Blog Article Collection

A Pain in the Head is a real Pain in the Neck

Added on: 17-Aug-17 12:00am



Author: John Dengate

I get migraine headaches regularly, and while I take a specific drug to manage them, I'm constantly frustrated by my inability to find a lasting solution.


I had fallen into a pattern of dealing with my migraines as though I knew the problem, that being overtired or stressed were the causes. I would try everything to fix the causes, while using the drugs as necessary.


The problem was that no matter how much I slept more, rested my neck, using relaxation and meditation techniques, it made no difference overall to the frequency of headaches.


My toolkit was exhausted. I didn't know what to do.


So when I recently saw an on-line Migraine Summit advertised, I thought why not see if it can help me with some new ideas.


As I watched a series of webcasts from doctors around the world, something clicked for me. Migraines are really really complex, and my 'cause and effect' thinking was not helping. I realised that perhaps I needed to let go of my belief that I was in control of what was going on, and that I needed to think differently in doing something about it.


So rather than having an answer, I'm taking a different approach. Rather than apply my 'solution' I have set a goal - no migraines and no drugs - and just try things to see if they get me closer to that goal.

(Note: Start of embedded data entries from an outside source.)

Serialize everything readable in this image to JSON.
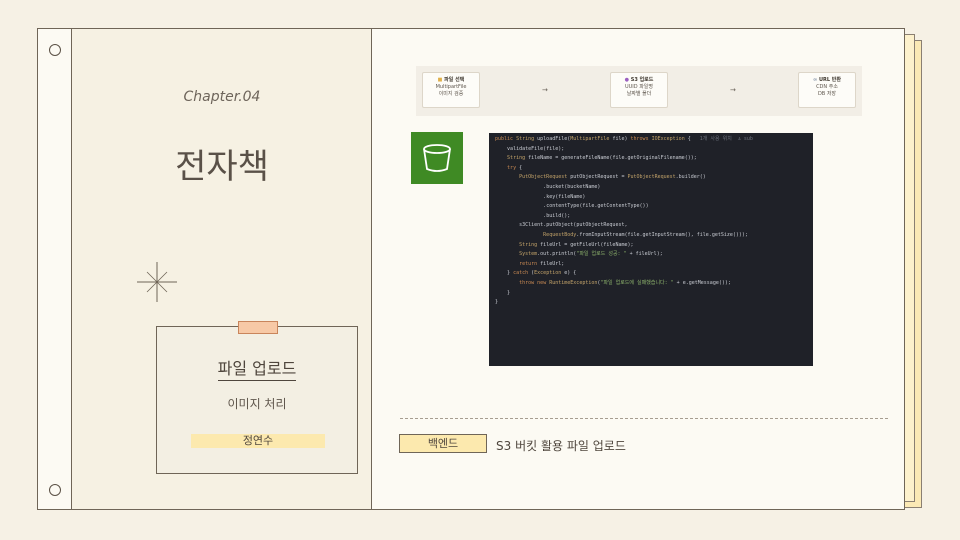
{
  "left_page": {
    "chapter": "Chapter.04",
    "title": "전자책",
    "card": {
      "title": "파일 업로드",
      "subtitle": "이미지 처리",
      "author": "정연수"
    }
  },
  "flow": {
    "steps": [
      {
        "title": "파일 선택",
        "icon": "folder-icon",
        "lines": [
          "MultipartFile",
          "이미지 검증"
        ]
      },
      {
        "title": "S3 업로드",
        "icon": "s3-icon",
        "lines": [
          "UUID 파일명",
          "날짜별 폴더"
        ]
      },
      {
        "title": "URL 반환",
        "icon": "link-icon",
        "lines": [
          "CDN 주소",
          "DB 저장"
        ]
      }
    ],
    "arrow": "→"
  },
  "code": {
    "hint": "1개 사용 위치  ⚓ sub",
    "lines": [
      "public String uploadFile(MultipartFile file) throws IOException {",
      "    validateFile(file);",
      "",
      "    String fileName = generateFileName(file.getOriginalFilename());",
      "",
      "    try {",
      "        PutObjectRequest putObjectRequest = PutObjectRequest.builder()",
      "                .bucket(bucketName)",
      "                .key(fileName)",
      "                .contentType(file.getContentType())",
      "                .build();",
      "",
      "        s3Client.putObject(putObjectRequest,",
      "                RequestBody.fromInputStream(file.getInputStream(), file.getSize()));",
      "",
      "        String fileUrl = getFileUrl(fileName);",
      "        System.out.println(\"파일 업로드 성공: \" + fileUrl);",
      "",
      "        return fileUrl;",
      "",
      "    } catch (Exception e) {",
      "        throw new RuntimeException(\"파일 업로드에 실패했습니다: \" + e.getMessage());",
      "    }",
      "}"
    ]
  },
  "footer": {
    "tag": "백엔드",
    "description": "S3 버킷 활용 파일 업로드"
  },
  "colors": {
    "background": "#f6f1e5",
    "accent_yellow": "#fce9ae",
    "tape": "#f7c9a6",
    "s3_green": "#3f8a24",
    "code_bg": "#1f2128"
  }
}
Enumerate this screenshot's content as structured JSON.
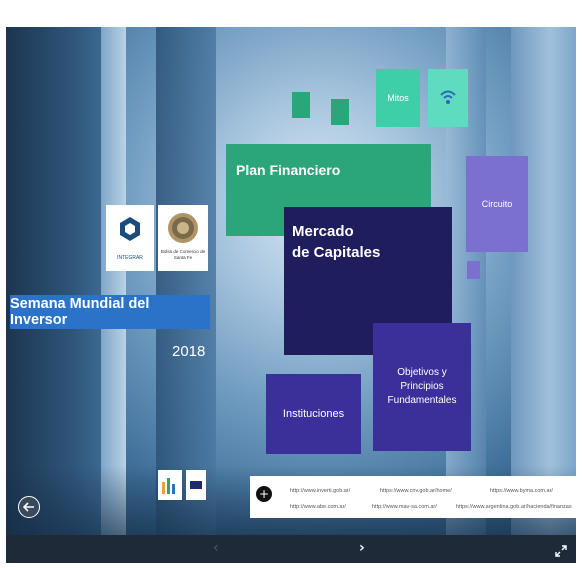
{
  "brand": {
    "integra_label": "INTEGRAR",
    "bolsa_label": "Bolsa de Comercio de Santa Fe"
  },
  "event": {
    "title": "Semana Mundial del Inversor",
    "year": "2018"
  },
  "tiles": {
    "plan_financiero": "Plan Financiero",
    "mercado_line1": "Mercado",
    "mercado_line2": "de Capitales",
    "mitos": "Mitos",
    "circuito": "Circuito",
    "instituciones": "Instituciones",
    "objetivos_line1": "Objetivos y",
    "objetivos_line2": "Principios",
    "objetivos_line3": "Fundamentales"
  },
  "links": [
    "http://www.inverti.gob.ar/",
    "https://www.cnv.gob.ar/home/",
    "https://www.byma.com.ar/",
    "http://www.abe.com.ar/",
    "http://www.mav-sa.com.ar/",
    "https://www.argentina.gob.ar/hacienda/finanzas"
  ],
  "icons": [
    "wifi-icon",
    "back-icon",
    "zoom-in-icon",
    "prev-icon",
    "next-icon",
    "fullscreen-icon"
  ],
  "colors": {
    "green": "#2aa67a",
    "mint": "#3fcfa8",
    "navy": "#1f1d5c",
    "purple": "#3b2f9a",
    "lavender": "#7b6fd0",
    "blue_banner": "#2a73c8"
  }
}
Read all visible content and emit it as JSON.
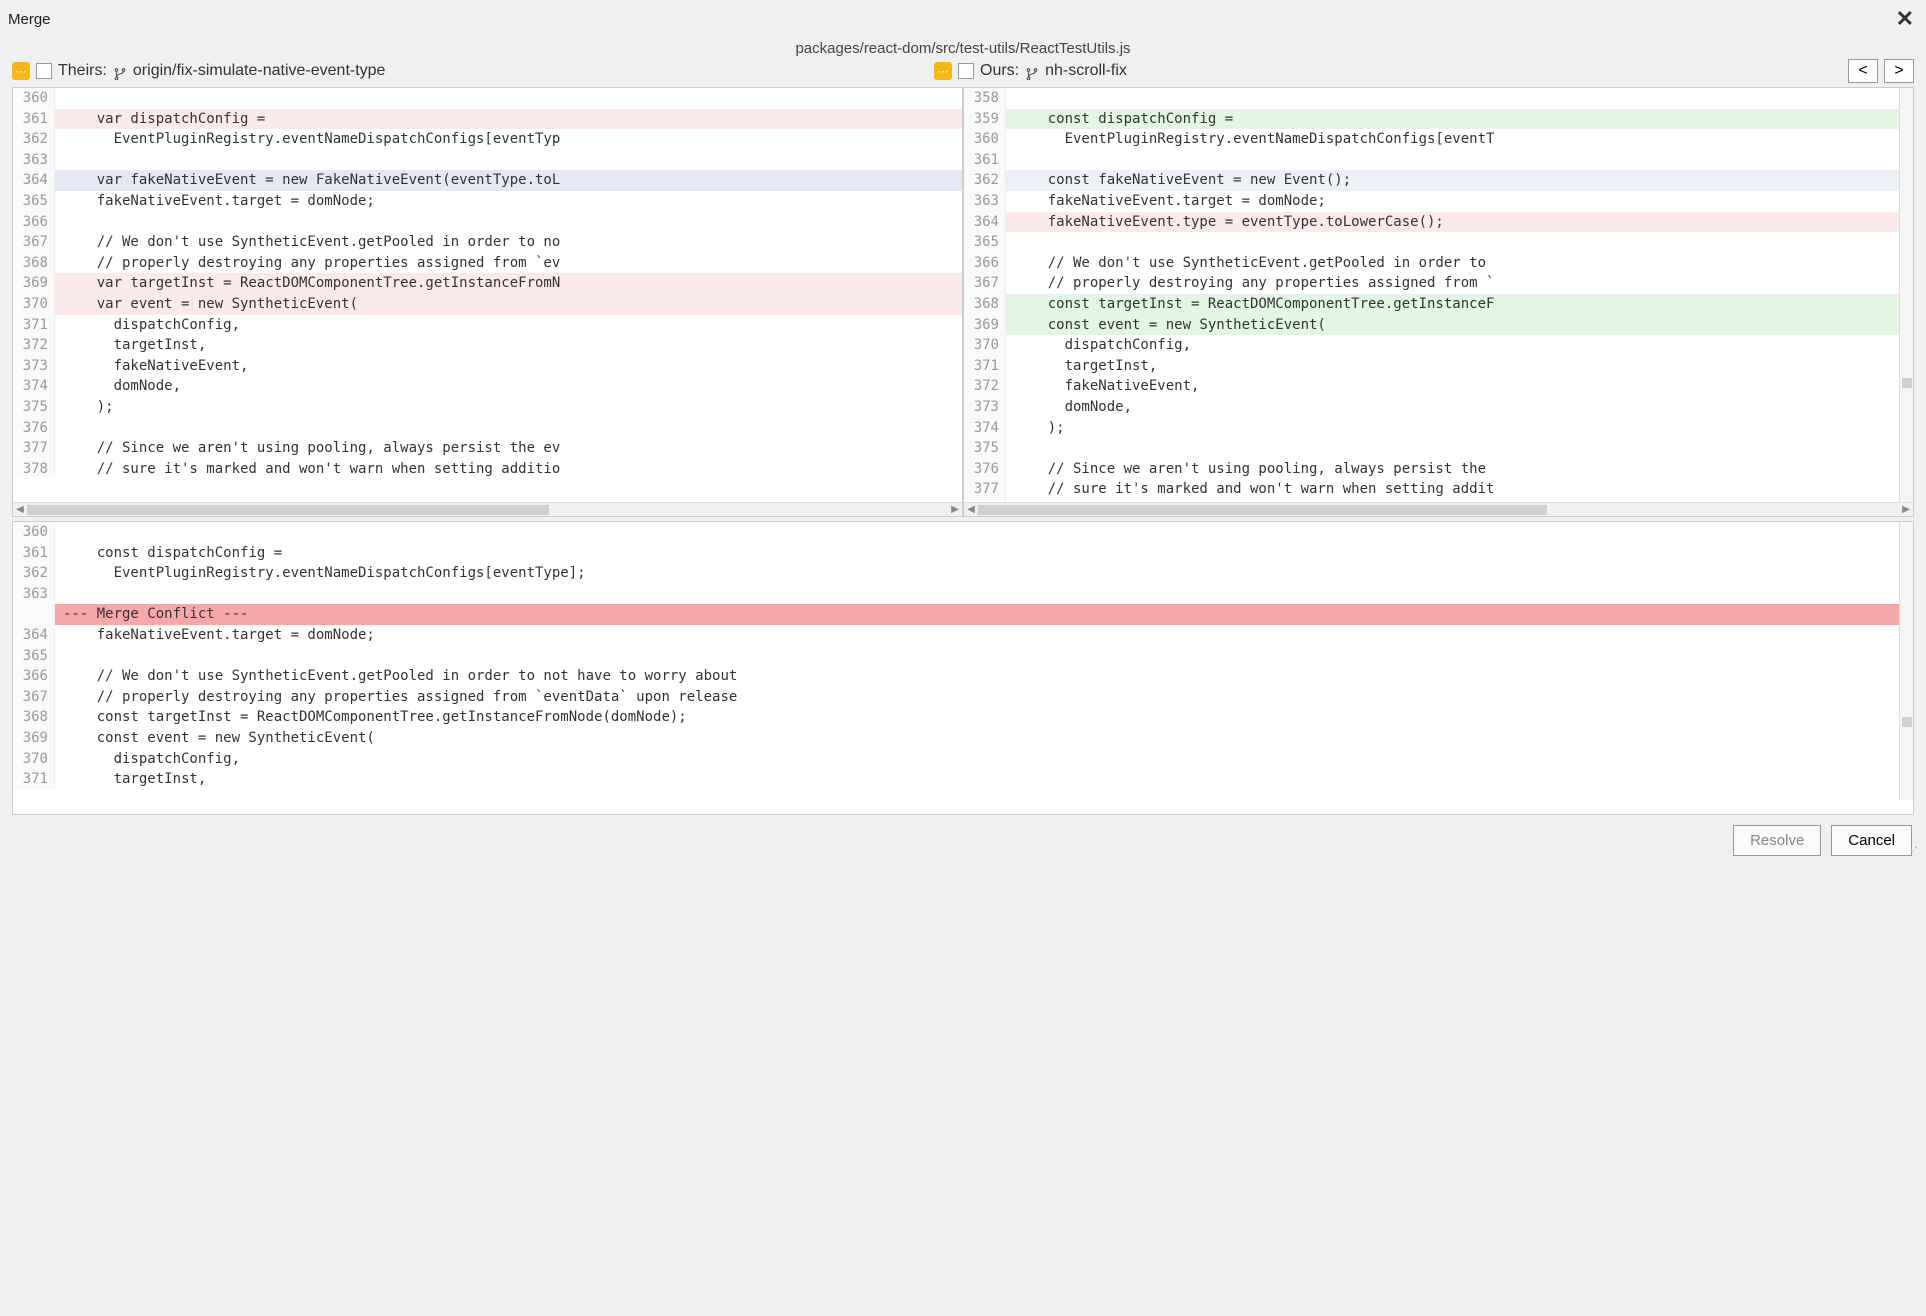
{
  "window": {
    "title": "Merge"
  },
  "file_path": "packages/react-dom/src/test-utils/ReactTestUtils.js",
  "theirs": {
    "label": "Theirs:",
    "branch": "origin/fix-simulate-native-event-type"
  },
  "ours": {
    "label": "Ours:",
    "branch": "nh-scroll-fix"
  },
  "nav": {
    "prev": "<",
    "next": ">"
  },
  "theirs_lines": [
    {
      "n": "360",
      "t": "",
      "hl": ""
    },
    {
      "n": "361",
      "t": "    var dispatchConfig =",
      "hl": "hl-lightred"
    },
    {
      "n": "362",
      "t": "      EventPluginRegistry.eventNameDispatchConfigs[eventTyp",
      "hl": ""
    },
    {
      "n": "363",
      "t": "",
      "hl": ""
    },
    {
      "n": "364",
      "t": "    var fakeNativeEvent = new FakeNativeEvent(eventType.toL",
      "hl": "hl-blue"
    },
    {
      "n": "365",
      "t": "    fakeNativeEvent.target = domNode;",
      "hl": ""
    },
    {
      "n": "",
      "t": "",
      "hl": "hl-yellow"
    },
    {
      "n": "366",
      "t": "",
      "hl": ""
    },
    {
      "n": "367",
      "t": "    // We don't use SyntheticEvent.getPooled in order to no",
      "hl": ""
    },
    {
      "n": "368",
      "t": "    // properly destroying any properties assigned from `ev",
      "hl": ""
    },
    {
      "n": "369",
      "t": "    var targetInst = ReactDOMComponentTree.getInstanceFromN",
      "hl": "hl-lightred"
    },
    {
      "n": "370",
      "t": "    var event = new SyntheticEvent(",
      "hl": "hl-lightred"
    },
    {
      "n": "371",
      "t": "      dispatchConfig,",
      "hl": ""
    },
    {
      "n": "372",
      "t": "      targetInst,",
      "hl": ""
    },
    {
      "n": "373",
      "t": "      fakeNativeEvent,",
      "hl": ""
    },
    {
      "n": "374",
      "t": "      domNode,",
      "hl": ""
    },
    {
      "n": "375",
      "t": "    );",
      "hl": ""
    },
    {
      "n": "376",
      "t": "",
      "hl": ""
    },
    {
      "n": "377",
      "t": "    // Since we aren't using pooling, always persist the ev",
      "hl": ""
    },
    {
      "n": "378",
      "t": "    // sure it's marked and won't warn when setting additio",
      "hl": ""
    }
  ],
  "ours_lines": [
    {
      "n": "358",
      "t": "",
      "hl": ""
    },
    {
      "n": "359",
      "t": "    const dispatchConfig =",
      "hl": "hl-green"
    },
    {
      "n": "360",
      "t": "      EventPluginRegistry.eventNameDispatchConfigs[eventT",
      "hl": ""
    },
    {
      "n": "361",
      "t": "",
      "hl": ""
    },
    {
      "n": "362",
      "t": "    const fakeNativeEvent = new Event();",
      "hl": "hl-lightblue"
    },
    {
      "n": "363",
      "t": "    fakeNativeEvent.target = domNode;",
      "hl": ""
    },
    {
      "n": "364",
      "t": "    fakeNativeEvent.type = eventType.toLowerCase();",
      "hl": "hl-lightred"
    },
    {
      "n": "365",
      "t": "",
      "hl": ""
    },
    {
      "n": "366",
      "t": "    // We don't use SyntheticEvent.getPooled in order to ",
      "hl": ""
    },
    {
      "n": "367",
      "t": "    // properly destroying any properties assigned from `",
      "hl": ""
    },
    {
      "n": "368",
      "t": "    const targetInst = ReactDOMComponentTree.getInstanceF",
      "hl": "hl-green"
    },
    {
      "n": "369",
      "t": "    const event = new SyntheticEvent(",
      "hl": "hl-green"
    },
    {
      "n": "370",
      "t": "      dispatchConfig,",
      "hl": ""
    },
    {
      "n": "371",
      "t": "      targetInst,",
      "hl": ""
    },
    {
      "n": "372",
      "t": "      fakeNativeEvent,",
      "hl": ""
    },
    {
      "n": "373",
      "t": "      domNode,",
      "hl": ""
    },
    {
      "n": "374",
      "t": "    );",
      "hl": ""
    },
    {
      "n": "375",
      "t": "",
      "hl": ""
    },
    {
      "n": "376",
      "t": "    // Since we aren't using pooling, always persist the ",
      "hl": ""
    },
    {
      "n": "377",
      "t": "    // sure it's marked and won't warn when setting addit",
      "hl": ""
    }
  ],
  "merge_lines": [
    {
      "n": "360",
      "t": "",
      "hl": ""
    },
    {
      "n": "361",
      "t": "    const dispatchConfig =",
      "hl": ""
    },
    {
      "n": "362",
      "t": "      EventPluginRegistry.eventNameDispatchConfigs[eventType];",
      "hl": ""
    },
    {
      "n": "363",
      "t": "",
      "hl": ""
    },
    {
      "n": "",
      "t": "--- Merge Conflict ---",
      "hl": "conflict-bar"
    },
    {
      "n": "364",
      "t": "    fakeNativeEvent.target = domNode;",
      "hl": ""
    },
    {
      "n": "",
      "t": "",
      "hl": "hl-yellow"
    },
    {
      "n": "365",
      "t": "",
      "hl": ""
    },
    {
      "n": "366",
      "t": "    // We don't use SyntheticEvent.getPooled in order to not have to worry about",
      "hl": ""
    },
    {
      "n": "367",
      "t": "    // properly destroying any properties assigned from `eventData` upon release",
      "hl": ""
    },
    {
      "n": "368",
      "t": "    const targetInst = ReactDOMComponentTree.getInstanceFromNode(domNode);",
      "hl": ""
    },
    {
      "n": "369",
      "t": "    const event = new SyntheticEvent(",
      "hl": ""
    },
    {
      "n": "370",
      "t": "      dispatchConfig,",
      "hl": ""
    },
    {
      "n": "371",
      "t": "      targetInst,",
      "hl": ""
    }
  ],
  "footer": {
    "resolve": "Resolve",
    "cancel": "Cancel"
  }
}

My experiments so far have included tackling mild sleep apnoea, looking at pillow height, diet and hydration, the sequence and type of daily activities, computer usage at night, and sleeping comfort.


And a key in helping me check progress is not a plan forward, but a daily journal of activity, results and learnings of the experiments I am undertaking.


I'm more accepting now that I can't know the answer, and I don't even fully understand the problem, but I'm more confident than before that I'm making real progress towards my goal.


So key realisations for me have been:

  • recognising the complexity of my situation
  • accepting there is a lot I can't know about this
  • acknowledging that I need to do things differently, and 
  • reframing my approach to finding improvements

and I feel a lot better about my slightly less sore head!